The incidence of new symptomatic haemorrhage or focal neurological deficit was 1·7 (95% CI 1·4–2·0) cases per 100 person-years (two [4%] of 57 participants) in the intervention group and 3·9 (3·1–4·7) per 100 person-years (two [8%] of 26) in the control group (univariable hazard ratio [HR] 0·43, 80% CI 0·18–0·98). As a result of inadequate power, the results were only able to demonstrate a signal towards efficacy for reduction in haemorrhage with propranolol treatment. The secondary outcome of seizures occurred in two (4%) participants in the intervention group (incidence 1·7 cases [95% CI 1·3–2·0] per 100 person-years) and one (4%) in the control group (1·9 [1·4–2·5] per 100 person-years; HR 0·92 [95% CI 0·08–10·12]). An MRI sub-study of 67 participants was conducted which found a median number of four de novo CCMs in the intervention group versus five in the control group.

Comment

This trial was not adequately powered to investigate the efficacy of propranolol compared with standard treatment or the effect of different doses on the incidence of clinical events. However, it offers some promise that propranolol could reduce the incidence of new symptomatic haemorrhage events in people with symptomatic familial CCMs but may not influence seizures associated with CCMs. The trial was also not adequately powered to assess the effect of medical management on formation of de novo CCMs. Further trials with a larger sample size and longer follow-up period are clearly required to demonstrate efficacy. Future trials should also examine any difference in the effect of treatments on familial and non-familial CCMs.

Lanfranconi S et al. The Lancet. Neurology 2023; 22(1):35–44. https://doi.org/10.1016/S1474-4422(22)00409-4.

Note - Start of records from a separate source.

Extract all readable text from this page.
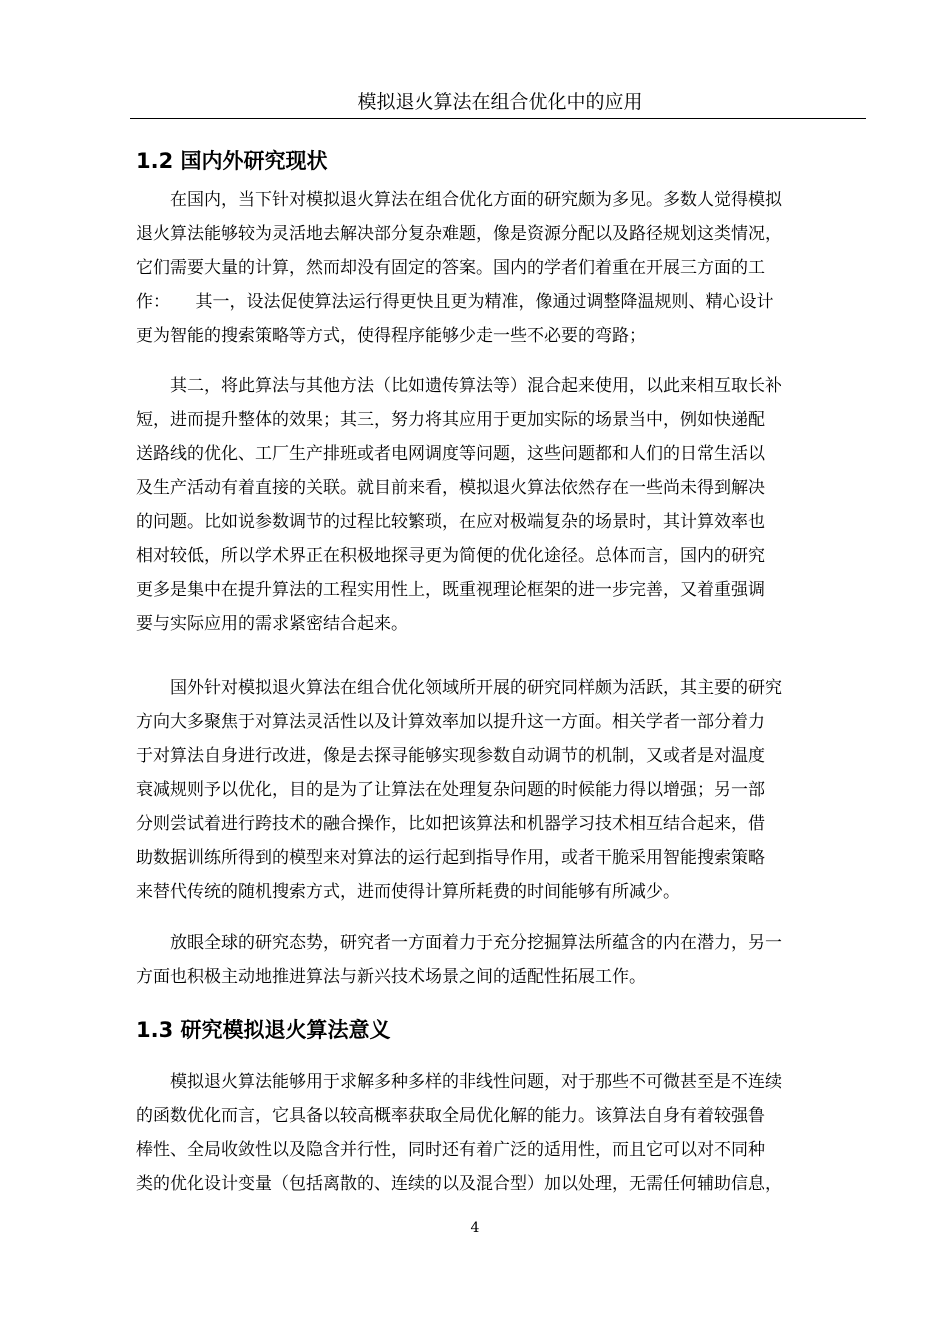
模拟退火算法在组合优化中的应用
1.2 国内外研究现状
在国内，当下针对模拟退火算法在组合优化方面的研究颇为多见。多数人觉得模拟
退火算法能够较为灵活地去解决部分复杂难题，像是资源分配以及路径规划这类情况，
它们需要大量的计算，然而却没有固定的答案。国内的学者们着重在开展三方面的工
作：　　其一，设法促使算法运行得更快且更为精准，像通过调整降温规则、精心设计
更为智能的搜索策略等方式，使得程序能够少走一些不必要的弯路；
其二，将此算法与其他方法（比如遗传算法等）混合起来使用，以此来相互取长补
短，进而提升整体的效果；其三，努力将其应用于更加实际的场景当中，例如快递配
送路线的优化、工厂生产排班或者电网调度等问题，这些问题都和人们的日常生活以
及生产活动有着直接的关联。就目前来看，模拟退火算法依然存在一些尚未得到解决
的问题。比如说参数调节的过程比较繁琐，在应对极端复杂的场景时，其计算效率也
相对较低，所以学术界正在积极地探寻更为简便的优化途径。总体而言，国内的研究
更多是集中在提升算法的工程实用性上，既重视理论框架的进一步完善，又着重强调
要与实际应用的需求紧密结合起来。
国外针对模拟退火算法在组合优化领域所开展的研究同样颇为活跃，其主要的研究
方向大多聚焦于对算法灵活性以及计算效率加以提升这一方面。相关学者一部分着力
于对算法自身进行改进，像是去探寻能够实现参数自动调节的机制，又或者是对温度
衰减规则予以优化，目的是为了让算法在处理复杂问题的时候能力得以增强；另一部
分则尝试着进行跨技术的融合操作，比如把该算法和机器学习技术相互结合起来，借
助数据训练所得到的模型来对算法的运行起到指导作用，或者干脆采用智能搜索策略
来替代传统的随机搜索方式，进而使得计算所耗费的时间能够有所减少。
放眼全球的研究态势，研究者一方面着力于充分挖掘算法所蕴含的内在潜力，另一
方面也积极主动地推进算法与新兴技术场景之间的适配性拓展工作。
1.3 研究模拟退火算法意义
模拟退火算法能够用于求解多种多样的非线性问题，对于那些不可微甚至是不连续
的函数优化而言，它具备以较高概率获取全局优化解的能力。该算法自身有着较强鲁
棒性、全局收敛性以及隐含并行性，同时还有着广泛的适用性，而且它可以对不同种
类的优化设计变量（包括离散的、连续的以及混合型）加以处理，无需任何辅助信息，
4
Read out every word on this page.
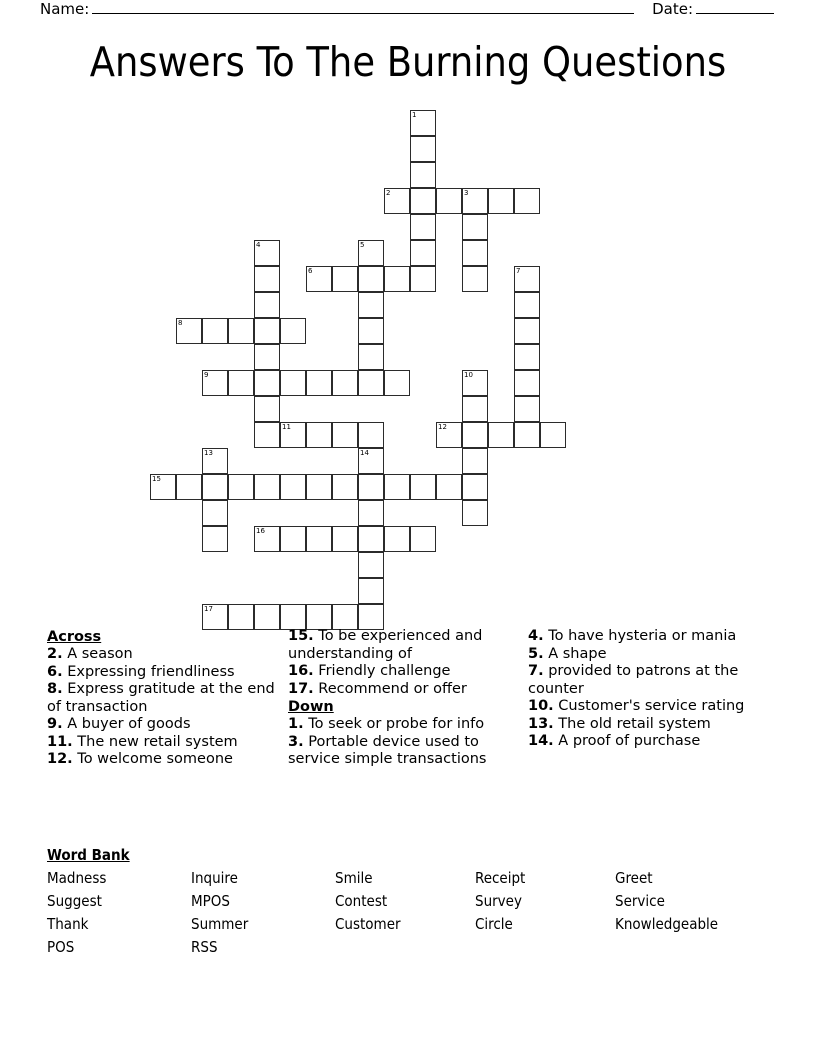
Name:	Date:
Answers To The Burning Questions
1
2	3
4	5
6	7
8
9	10
11	12
13	14
15
16
17
Across
2. A season
6. Expressing friendliness
8. Express gratitude at the end of transaction
9. A buyer of goods
11. The new retail system
12. To welcome someone
15. To be experienced and understanding of
16. Friendly challenge
17. Recommend or offer
Down
1. To seek or probe for info
3. Portable device used to service simple transactions
4. To have hysteria or mania
5. A shape
7. provided to patrons at the counter
10. Customer's service rating
13. The old retail system
14. A proof of purchase
Word Bank
Madness	Inquire	Smile	Receipt	Greet
Suggest	MPOS	Contest	Survey	Service
Thank	Summer	Customer	Circle	Knowledgeable
POS	RSS
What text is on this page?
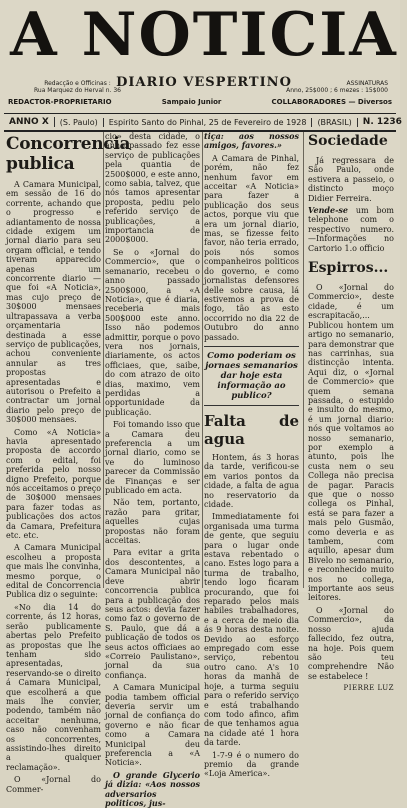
A NOTICIA
Redacção e Officinas :
Rua Marquez do Herval n. 36
DIARIO VESPERTINO	ASSINATURAS
Anno, 25$000 ; 6 mezes : 15$000
REDACTOR-PROPRIETARIO	Sampaio Junior	COLLABORADORES — Diversos
ANNO X	(S. Paulo)	Espirito Santo do Pinhal, 25 de Fevereiro de 1928	(BRASIL)	N. 1236
Concorrencia publica

A Camara Municipal, em sessão de 16 do corrente, achando que o progresso e adiantamento de nossa cidade exigem um jornal diario para seu orgam official, e tendo tiveram apparecido apenas um concorrente diario — que foi «A Noticia», mas cujo preço de 30$000 mensaes ultrapassava a verba orçamentaria destinada a esse serviço de publicações, achou conveniente annular as tres propostas apresentadas e autorisou o Prefeito a contractar um jornal diario pelo preço de 30$000 mensaes.

Como «A Noticia» havia apresentado proposta de accordo com o edital, foi preferida pelo nosso digno Prefeito, porque nós acceitamos o preço de 30$000 mensaes para fazer todas as publicações dos actos da Camara, Prefeitura etc. etc.

A Camara Municipal escolheu a proposta que mais lhe convinha, mesmo porque, o edital de Concorrencia Publica diz o seguinte:

«No dia 14 do corrente, ás 12 horas, serão publicamente abertas pelo Prefeito as propostas que lhe tenham sido apresentadas, reservando-se o direito á Camara Municipal, que escolherá a que mais lhe convier, podendo, também não acceitar nenhuma, caso não convenham os concorrentes, assistindo-lhes direito a qualquer reclamação».

O «Jornal do Commer-

cio» desta cidade, o anno passado fez esse serviço de publicações pela quantia de 2500$000, e este anno, como sabia, talvez, que nós tamos apresentar proposta, pediu pelo referido serviço de publicações, a importancia de 2000$000.

Se o «Jornal do Commercio», que o semanario, recebeu o anno passado 2500$000, a «A Noticia», que é diaria, receberia mais 500$000 este anno. Isso não podemos admittir, porque o povo vera nos jornais, diariamente, os actos officiaes, que, saibe, do com atrazo de oito dias, maximo, vem perdidas a opportunidade da publicação.

Foi tomando isso que a Camara deu preferencia a um jornal diario, como se ve do luminoso parecer da Commissão de Finanças e ser publicado em acta.

Não tem, portanto, razão para gritar, aquelles cujas propostas não foram acceitas.

Para evitar a grita dos descontentes, a Camara Municipal não deve abrir concorrencia publica para a publicação dos seus actos: devia fazer como faz o governo de S. Paulo, que dá a publicação de todos os seus actos officiaes ao «Correio Paulistano», jornal da sua confiança.

A Camara Municipal podia tambem official deveria servir um jornal de confiança do governo e não ficar como a Camara Municipal deu preferencia a «A Noticia».

O grande Glycerio já dizia: «Aos nossos adversarios politicos, jus-

tiça: aos nossos amigos, favores.»

A Camara de Pinhal, porém, não fez nenhum favor em acceitar «A Noticia» para fazer a publicação dos seus actos, porque viu que era um jornal diario, mas, se fizesse feito favor, não teria errado, pois nós somos companheiros politicos do governo, e como jornalistas defensores delle sobre causa, lá estivemos a prova de fogo, tão as esto occorrido no dia 22 de Outubro do anno passado.

Como poderiam os jornaes semanarios dar hoje esta informação ao publico?
Falta de agua

Hontem, ás 3 horas da tarde, verificou-se em varios pontos da cidade, a falta de agua no reservatorio da cidade.

Immediatamente foi organisada uma turma de gente, que seguiu para o lugar onde estava rebentado o cano. Estes logo para a turma de trabalho, tendo logo ficaram procurando, que foi reparado pelos mais habiles trabalhadores, e a cerca de meio dia ás 9 horas desta noite. Devido ao esforço empregado com esse serviço, rebentou outro cano. A's 10 horas da manhã de hoje, a turma seguiu para o referido serviço e está trabalhando com todo afinco, afim de que tenhamos agua na cidade até 1 hora da tarde.

1-7-9 é o numero do premio da grande «Loja America».

Sociedade

Já regressara de São Paulo, onde estivera a passeio, o distincto moço Didier Ferreira.

Vende-se um bom telephone com o respectivo numero.—Informações no Cartorio 1.o officio

Espirros...

O «Jornal do Commercio», deste cidade, é um escrapitacão,... Publicou hontem um artigo no semanario, para demonstrar que nas carrinhas, sua distincção intenta. Aqui diz, o «Jornal de Commercio» que quem semana passada, o estupido e insulto do mesmo, é um jornal diario: nós que voltamos ao nosso semanario, por exemplo a atunto, pois lhe custa nem o seu Collega não precisa de pagar. Paracis que que o nosso collega os Pinhal, está se para fazer a mais pelo Gusmão, como deveria e as tambem, com aquillo, apesar dum Bivelo no semanario, e reconhecido muito nos no collega, importante aos seus leitores.

O «Jornal do Commercio», da nosso ajuda fallecido, fez outra, na hoje. Pois quem são teu comprehendre Não se estabelece !

PIERRE LUZ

This month’s journal club explored three recent papers on the topic of symptomatic cerebral cavernous malformations, with two positive outcomes due to a reduction in re-haemorrhage rate with SRS and one which suggests a positive effect of medical management in symptomatic CCMs. As symptomatic CCMs are relatively rare, single-centre studies are unlikely to obtain large cohort sizes and, therefore, a multi-centre approach is required. Future trials should focus on a comparison of medical versus surgical management of symptomatic CCMs, as well as differences between surgical excision and SRS. Future trials should also examine differences in re-haemorrhage rates by location of CCM and the efficacy of treatment strategies by location.